A few other posters proved this by using binary. I don't know anything about that. This discouraged me, as I submitted a simple proof by contradiction using just basic algebra. Can anyone tell me if my proof actually works?
Homework Equations
The Attempt at a Solution
Assume by way of contradiction that there exist integers a, b, such that gcd(a,b) = 1 and (a/b) = sqrt(2^n - 1).
Then
[itex]\frac{a^{2}}{b^{2}} = 2^{n} - 1[/itex]
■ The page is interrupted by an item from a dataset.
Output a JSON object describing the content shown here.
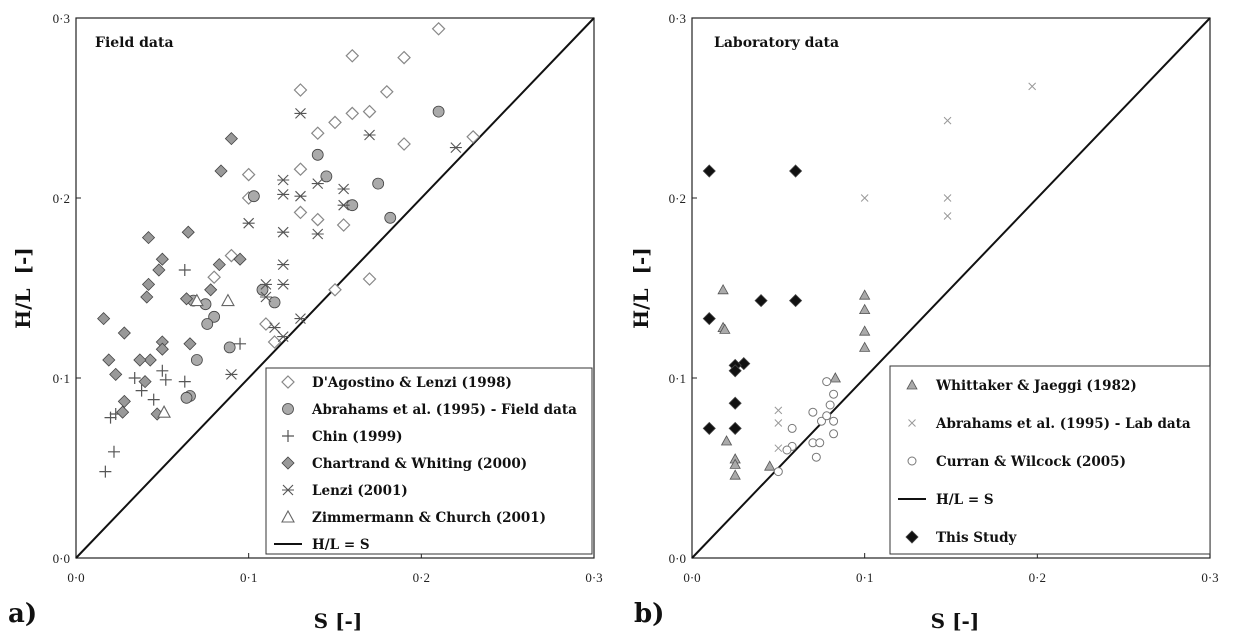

[itex]\frac{a^{2}}{b^{2}} + 1 = 2^{n}[/itex]
Since 2^n is even, a^2/b^2 is odd.
Since the quotient a^2/b^2 is odd, either both a^2 and b^2 are even or both a^2 and b^2 are odd.
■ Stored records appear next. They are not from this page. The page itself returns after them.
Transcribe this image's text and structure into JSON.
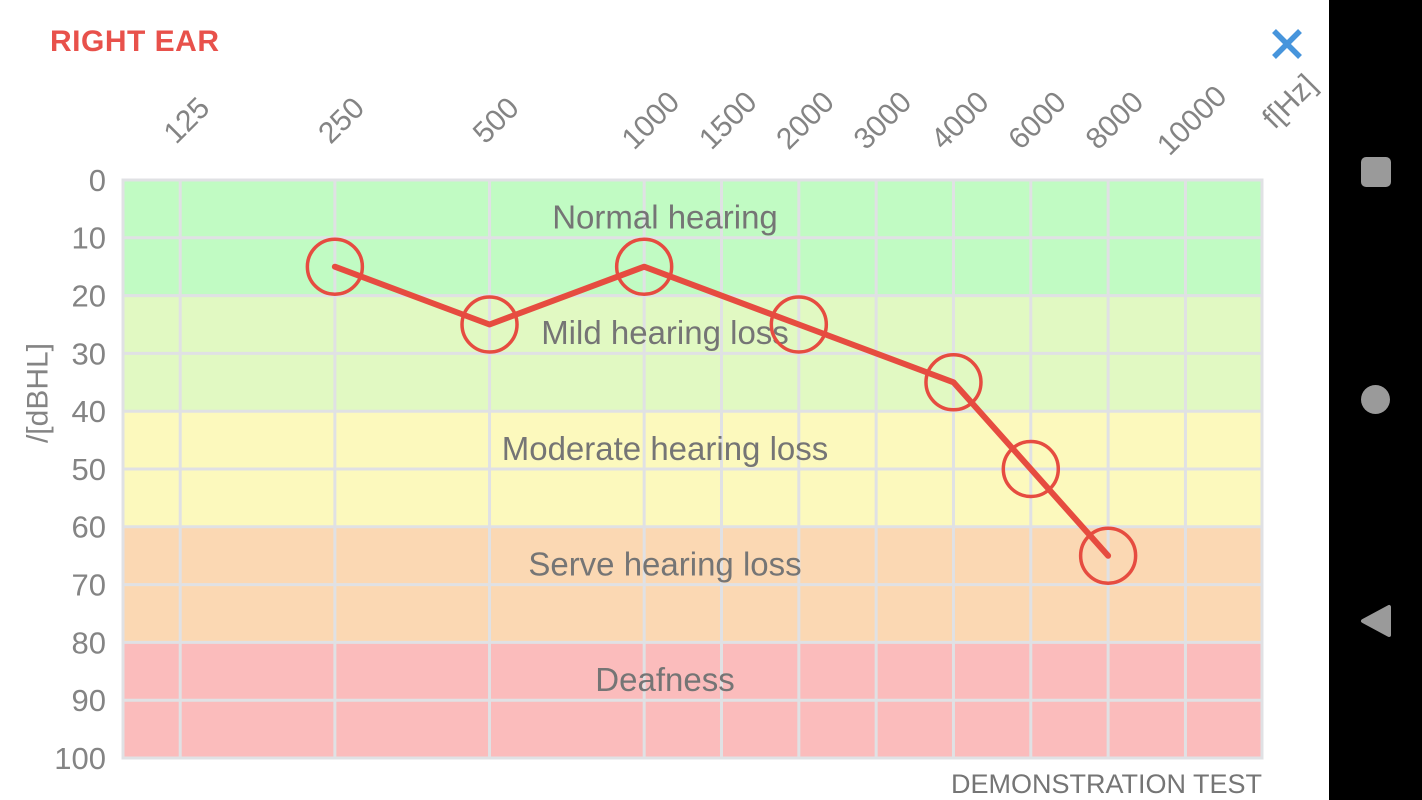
{
  "header": {
    "title": "RIGHT EAR",
    "close_icon": "close-x",
    "title_color": "#e8514b",
    "close_color": "#4795dc"
  },
  "chart_data": {
    "type": "line",
    "x_unit_label": "f[Hz]",
    "y_axis_label": "/[dBHL]",
    "footer": "DEMONSTRATION TEST",
    "x_categories": [
      125,
      250,
      500,
      1000,
      1500,
      2000,
      3000,
      4000,
      6000,
      8000,
      10000
    ],
    "y_ticks": [
      0,
      10,
      20,
      30,
      40,
      50,
      60,
      70,
      80,
      90,
      100
    ],
    "ylim": [
      0,
      100
    ],
    "y_inverted": true,
    "grid": true,
    "grid_color": "#e0e1e4",
    "zones": [
      {
        "label": "Normal hearing",
        "from": 0,
        "to": 20,
        "color": "#c1fbc3"
      },
      {
        "label": "Mild hearing loss",
        "from": 20,
        "to": 40,
        "color": "#e1f9c2"
      },
      {
        "label": "Moderate hearing loss",
        "from": 40,
        "to": 60,
        "color": "#fcf9bd"
      },
      {
        "label": "Serve hearing loss",
        "from": 60,
        "to": 80,
        "color": "#fbd8b3"
      },
      {
        "label": "Deafness",
        "from": 80,
        "to": 100,
        "color": "#fbbcbc"
      }
    ],
    "series": [
      {
        "name": "right-ear-threshold",
        "color": "#e64c40",
        "marker": "open-circle",
        "points": [
          {
            "x": 250,
            "y": 15
          },
          {
            "x": 500,
            "y": 25
          },
          {
            "x": 1000,
            "y": 15
          },
          {
            "x": 2000,
            "y": 25
          },
          {
            "x": 4000,
            "y": 35
          },
          {
            "x": 6000,
            "y": 50
          },
          {
            "x": 8000,
            "y": 65
          }
        ]
      }
    ]
  },
  "nav_bar": {
    "icons": [
      "recent-apps-square",
      "home-circle",
      "back-triangle"
    ],
    "icon_color": "#9a9a9a",
    "background": "#000000"
  }
}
Case #1; a^2 and b^2 are both even.
Then, a is even and b is even.
Contradiction, gcd(a,b) = 1.
Case #2; a^2 and b^2 are both odd.
Then, a is odd and b is odd.
Let a = 2x + 1 and b = 2y + 1
[itex]\frac{a^{2}}{b^{2}} + 1 = 2^{n}[/itex]
[itex]a^{2} + b^{2} = 2^{n}b^{2}[/itex]
[itex](2x + 1)^{2} + (2y + 1)^{2} = 2^{n}b^{2}[/itex]
[itex]4x^{2} + 4x + 4y^{2} + 4y + 2 = 2^{n}b^{2}[/itex]
[itex]2(2x^{2} + 2x + 2y^{2} + 2y + 1) = 2^{n}b^{2}[/itex]
[itex]2x^{2} + 2x + 2y^{2} + 2y + 1 = 2^{n-1}b^{2}[/itex]
[itex]2(x^{2} + x + y^{2} + y) + 1 = 2^{n-1}b^{2}[/itex]
Contradiction; 2^(n-1) is even since n > 1, and b^2 is odd. Therefore since an odd times an even is always even, the RHS is even. The LHS is odd by definition.
The shows that a contradiction occurs in all cases, so there is no such a, b.